La victime de la rupture peut saisir le juge du fond en vue d’être indemnisée de la perte de marge subie, mais elle peut également, en amont et dès que la notification lui en est faite, exercer une action préventive en référé, visant à obtenir, au besoin sous astreinte, la poursuite du contrat pendant un délai de préavis suffisant pour lui permettre de se réorganiser (C. com., art. L. 442-4).

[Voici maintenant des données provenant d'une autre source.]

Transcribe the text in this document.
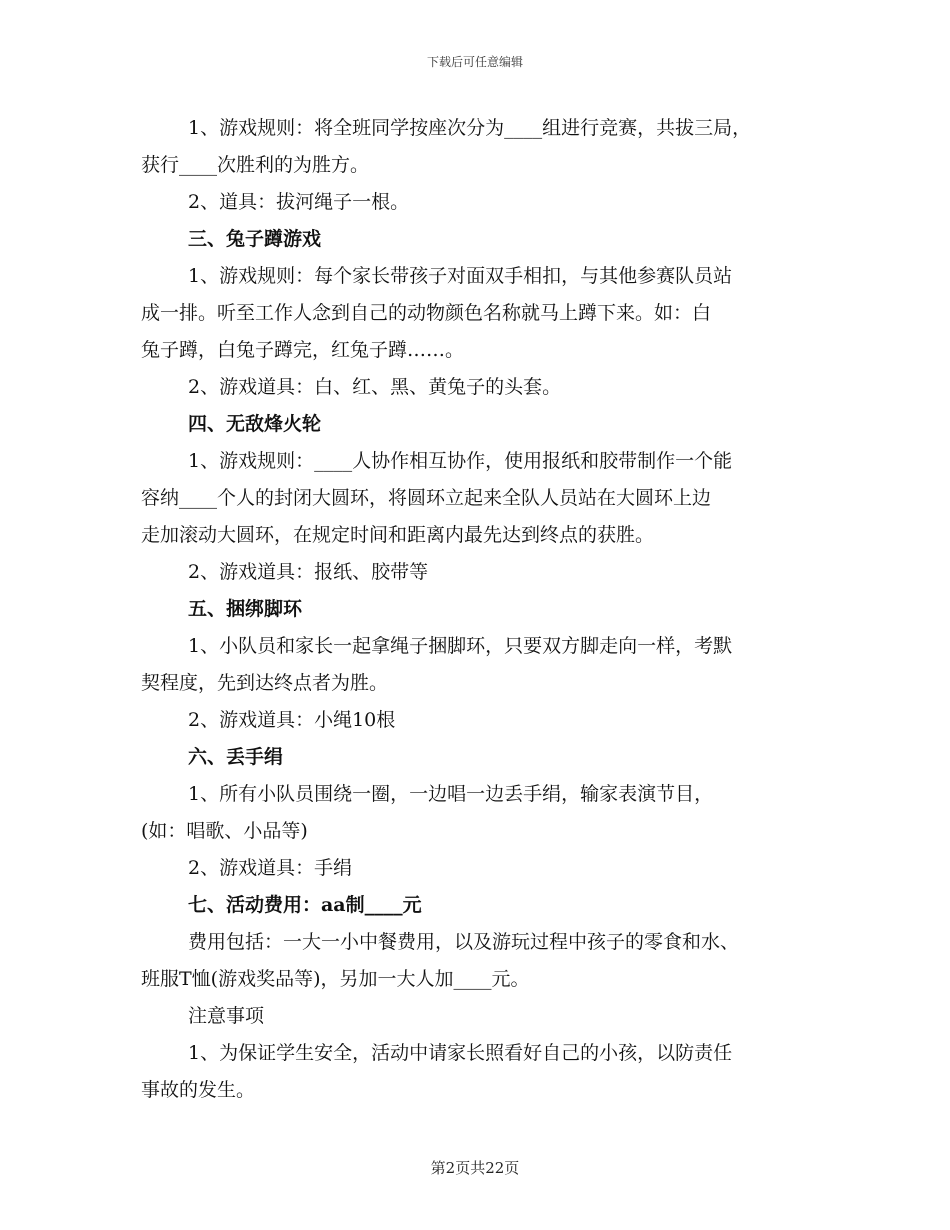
下载后可任意编辑
1、游戏规则：将全班同学按座次分为____组进行竞赛，共拔三局，
获行____次胜利的为胜方。
2、道具：拔河绳子一根。
三、兔子蹲游戏
1、游戏规则：每个家长带孩子对面双手相扣，与其他参赛队员站
成一排。听至工作人念到自己的动物颜色名称就马上蹲下来。如：白
兔子蹲，白兔子蹲完，红兔子蹲……。
2、游戏道具：白、红、黑、黄兔子的头套。
四、无敌烽火轮
1、游戏规则：____人协作相互协作，使用报纸和胶带制作一个能
容纳____个人的封闭大圆环，将圆环立起来全队人员站在大圆环上边
走加滚动大圆环，在规定时间和距离内最先达到终点的获胜。
2、游戏道具：报纸、胶带等
五、捆绑脚环
1、小队员和家长一起拿绳子捆脚环，只要双方脚走向一样，考默
契程度，先到达终点者为胜。
2、游戏道具：小绳10根
六、丢手绢
1、所有小队员围绕一圈，一边唱一边丢手绢，输家表演节目，
(如：唱歌、小品等)
2、游戏道具：手绢
七、活动费用：aa制____元
费用包括：一大一小中餐费用，以及游玩过程中孩子的零食和水、
班服T恤(游戏奖品等)，另加一大人加____元。
注意事项
1、为保证学生安全，活动中请家长照看好自己的小孩，以防责任
事故的发生。
第2页共22页
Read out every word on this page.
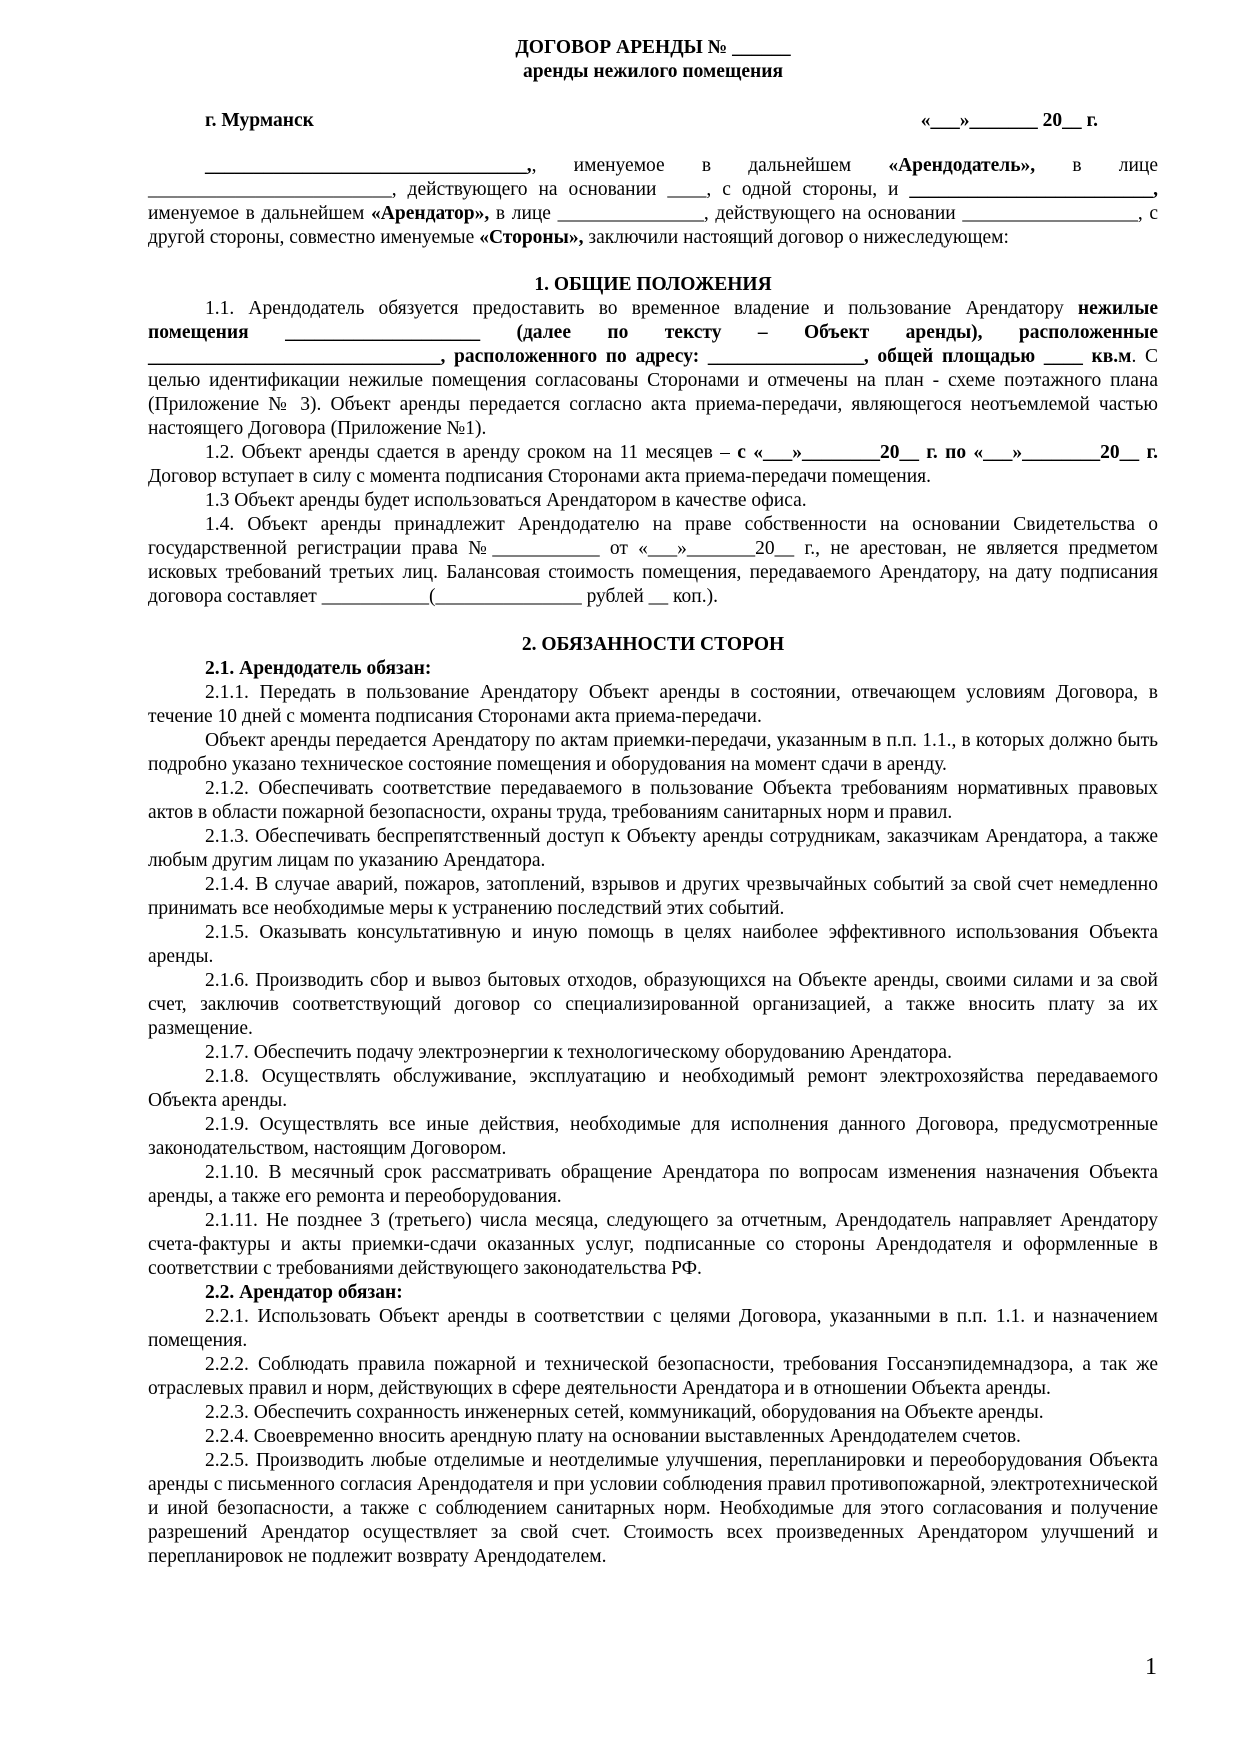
ДОГОВОР АРЕНДЫ № ______
аренды нежилого помещения
г. Мурманск	«___»_______ 20__ г.
_________________________________,, именуемое в дальнейшем «Арендодатель», в лице _________________________, действующего на основании ____, с одной стороны, и _________________________, именуемое в дальнейшем «Арендатор», в лице _______________, действующего на основании __________________, с другой стороны, совместно именуемые «Стороны», заключили настоящий договор о нижеследующем:
1. ОБЩИЕ ПОЛОЖЕНИЯ
1.1. Арендодатель обязуется предоставить во временное владение и пользование Арендатору нежилые помещения ____________________ (далее по тексту – Объект аренды), расположенные ______________________________, расположенного по адресу: ________________, общей площадью ____ кв.м. С целью идентификации нежилые помещения согласованы Сторонами и отмечены на план - схеме поэтажного плана (Приложение № 3). Объект аренды передается согласно акта приема-передачи, являющегося неотъемлемой частью настоящего Договора (Приложение №1).
1.2. Объект аренды сдается в аренду сроком на 11 месяцев – с «___»________20__ г. по «___»________20__ г. Договор вступает в силу с момента подписания Сторонами акта приема-передачи помещения.
1.3 Объект аренды будет использоваться Арендатором в качестве офиса.
1.4. Объект аренды принадлежит Арендодателю на праве собственности на основании Свидетельства о государственной регистрации права №___________ от «___»_______20__ г., не арестован, не является предметом исковых требований третьих лиц. Балансовая стоимость помещения, передаваемого Арендатору, на дату подписания договора составляет ___________(_______________ рублей __ коп.).
2. ОБЯЗАННОСТИ СТОРОН
2.1. Арендодатель обязан:
2.1.1. Передать в пользование Арендатору Объект аренды в состоянии, отвечающем условиям Договора, в течение 10 дней с момента подписания Сторонами акта приема-передачи.
Объект аренды передается Арендатору по актам приемки-передачи, указанным в п.п. 1.1., в которых должно быть подробно указано техническое состояние помещения и оборудования на момент сдачи в аренду.
2.1.2. Обеспечивать соответствие передаваемого в пользование Объекта требованиям нормативных правовых актов в области пожарной безопасности, охраны труда, требованиям санитарных норм и правил.
2.1.3. Обеспечивать беспрепятственный доступ к Объекту аренды сотрудникам, заказчикам Арендатора, а также любым другим лицам по указанию Арендатора.
2.1.4. В случае аварий, пожаров, затоплений, взрывов и других чрезвычайных событий за свой счет немедленно принимать все необходимые меры к устранению последствий этих событий.
2.1.5. Оказывать консультативную и иную помощь в целях наиболее эффективного использования Объекта аренды.
2.1.6. Производить сбор и вывоз бытовых отходов, образующихся на Объекте аренды, своими силами и за свой счет, заключив соответствующий договор со специализированной организацией, а также вносить плату за их размещение.
2.1.7. Обеспечить подачу электроэнергии к технологическому оборудованию Арендатора.
2.1.8. Осуществлять обслуживание, эксплуатацию и необходимый ремонт электрохозяйства передаваемого Объекта аренды.
2.1.9. Осуществлять все иные действия, необходимые для исполнения данного Договора, предусмотренные законодательством, настоящим Договором.
2.1.10. В месячный срок рассматривать обращение Арендатора по вопросам изменения назначения Объекта аренды, а также его ремонта и переоборудования.
2.1.11. Не позднее 3 (третьего) числа месяца, следующего за отчетным, Арендодатель направляет Арендатору счета-фактуры и акты приемки-сдачи оказанных услуг, подписанные со стороны Арендодателя и оформленные в соответствии с требованиями действующего законодательства РФ.
2.2. Арендатор обязан:
2.2.1. Использовать Объект аренды в соответствии с целями Договора, указанными в п.п. 1.1. и назначением помещения.
2.2.2. Соблюдать правила пожарной и технической безопасности, требования Госсанэпидемнадзора, а так же отраслевых правил и норм, действующих в сфере деятельности Арендатора и в отношении Объекта аренды.
2.2.3. Обеспечить сохранность инженерных сетей, коммуникаций, оборудования на Объекте аренды.
2.2.4. Своевременно вносить арендную плату на основании выставленных Арендодателем счетов.
2.2.5. Производить любые отделимые и неотделимые улучшения, перепланировки и переоборудования Объекта аренды с письменного согласия Арендодателя и при условии соблюдения правил противопожарной, электротехнической и иной безопасности, а также с соблюдением санитарных норм. Необходимые для этого согласования и получение разрешений Арендатор осуществляет за свой счет. Стоимость всех произведенных Арендатором улучшений и перепланировок не подлежит возврату Арендодателем.
1
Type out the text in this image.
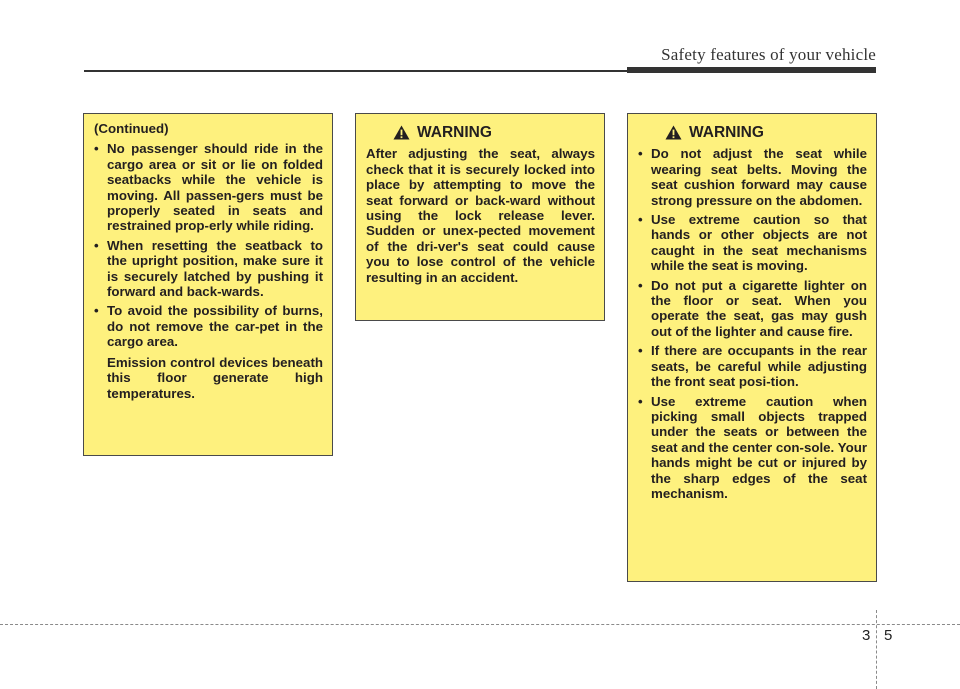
Safety features of your vehicle
(Continued)
• No passenger should ride in the cargo area or sit or lie on folded seatbacks while the vehicle is moving. All passen-gers must be properly seated in seats and restrained prop-erly while riding.
• When resetting the seatback to the upright position, make sure it is securely latched by pushing it forward and back-wards.
• To avoid the possibility of burns, do not remove the car-pet in the cargo area.
Emission control devices beneath this floor generate high temperatures.
WARNING
After adjusting the seat, always check that it is securely locked into place by attempting to move the seat forward or back-ward without using the lock release lever. Sudden or unex-pected movement of the dri-ver's seat could cause you to lose control of the vehicle resulting in an accident.
WARNING
• Do not adjust the seat while wearing seat belts. Moving the seat cushion forward may cause strong pressure on the abdomen.
• Use extreme caution so that hands or other objects are not caught in the seat mechanisms while the seat is moving.
• Do not put a cigarette lighter on the floor or seat. When you operate the seat, gas may gush out of the lighter and cause fire.
• If there are occupants in the rear seats, be careful while adjusting the front seat posi-tion.
• Use extreme caution when picking small objects trapped under the seats or between the seat and the center con-sole. Your hands might be cut or injured by the sharp edges of the seat mechanism.
3 5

L’aboutissement de ces deux types d’actions suppose de démontrer :

  • l’existence d’une relation commerciale présentant un « caractère suivi, stable et habituel et où la partie victime de l’interruption pouvait raisonnablement anticiper pour l’avenir une certaine continuité du flux d’affaires avec son partenaire commercial », « cette anticipation raisonnable (pouvant) être démontrée en s’appuyant sur (…) une pratique passée dont la partie victime de la rupture pouvait inférer que sa relation commerciale s’instaurait dans la durée » (Cass., rapport annuel 2008, 4ème partie, Droit de la concurrence, p. 307 ; Paris, 22.09 2016, n°14/18692 ; Paris, 30.09.2016, n°14/03928). C’est ici la réalité de la relation qui est prise en compte, peu important notamment qu’elle soit ou non formalisée par un écrit (Paris, 2 mars 2017, n°15/10786) ;
  • la brutalité de la rupture, caractérisée par l’insuffisance ou le non-respect du préavis accordé. La durée raisonnable du préavis est déterminée au regard de la durée de la relation commerciale et des autres circonstances existant au moment de la notification de la rupture, telles que « la dépendance économique (entendue non pas comme la notion de droit de la concurrence, mais comme la part de chiffre d’affaires réalisée par la victime avec l’auteur de la rupture), la difficulté à trouver un autre partenaire sur le marché, de rang équivalent, (…) les caractéristiques du marché en cause, les obstacles à une reconversion, en terme de délais et de coûts d’entrée dans une nouvelle relation, l’importance des investissements effectués dédiés à la relation » (Paris, 09.01.2019, n°16/13392). Apparaissent particulièrement déterminantes tant la durée de la relation que la part de chiffre d’affaires réalisée par la victime avec l’auteur de la rupture (Paris, 18.04.2019, n°16/19886 ; Paris, 19.04.2019, n°17/05334). Quant à l’effectivité du préavis, elle suppose « le maintien de la relation commerciale aux conditions antérieures » (Com., 10.02.2015, n°13-26414).

Depuis l’ordonnance n°2019-359 du 24 avril 2019, « la responsabilité de l’auteur de la rupture ne peut (plus) être engagée du chef d’une durée insuffisante dès lors qu’il a respecté un préavis de dix-huit mois » (C. com. Art. L.442-1). Le juge conserve néanmoins son plein pouvoir d’apprécier le caractère suffisant du délai de préavis soumis à son jugement, mais il est désormais enclin à limiter, en toute hypothèse, la durée du préavis à 18 mois.

En cas de non-respect d’un préavis jugé suffisant, l’indemnisation accordée correspond à la marge brute que la victime de la rupture aurait perçue si les relations commerciales s’étaient poursuivies. Les montants octroyés peuvent ainsi aller d’à peine mille euros dans un cas où la relation commerciale ayant duré moins d’un an, le juge a retenu un préjudice égal à la marge perdue sur 1 mois de préavis inexécuté (Paris, 10.10.2012, n°09/22994), à près d’un million d’euros dans une affaire où, la relation commerciale ayant duré 20 ans et la victime de la rupture réalisant entre 70 et 88% de son chiffre d’affaires avec l’auteur de la rupture, le juge a retenu un préjudice égal à la perte de marge sur 18 mois (Paris, 18.10.2012, n°10/169252).

Ces règles demeurent pleinement applicables nonobstant le contexte économique, à moins que celui-ci rende impossible le maintien du contrat aux conditions antérieures.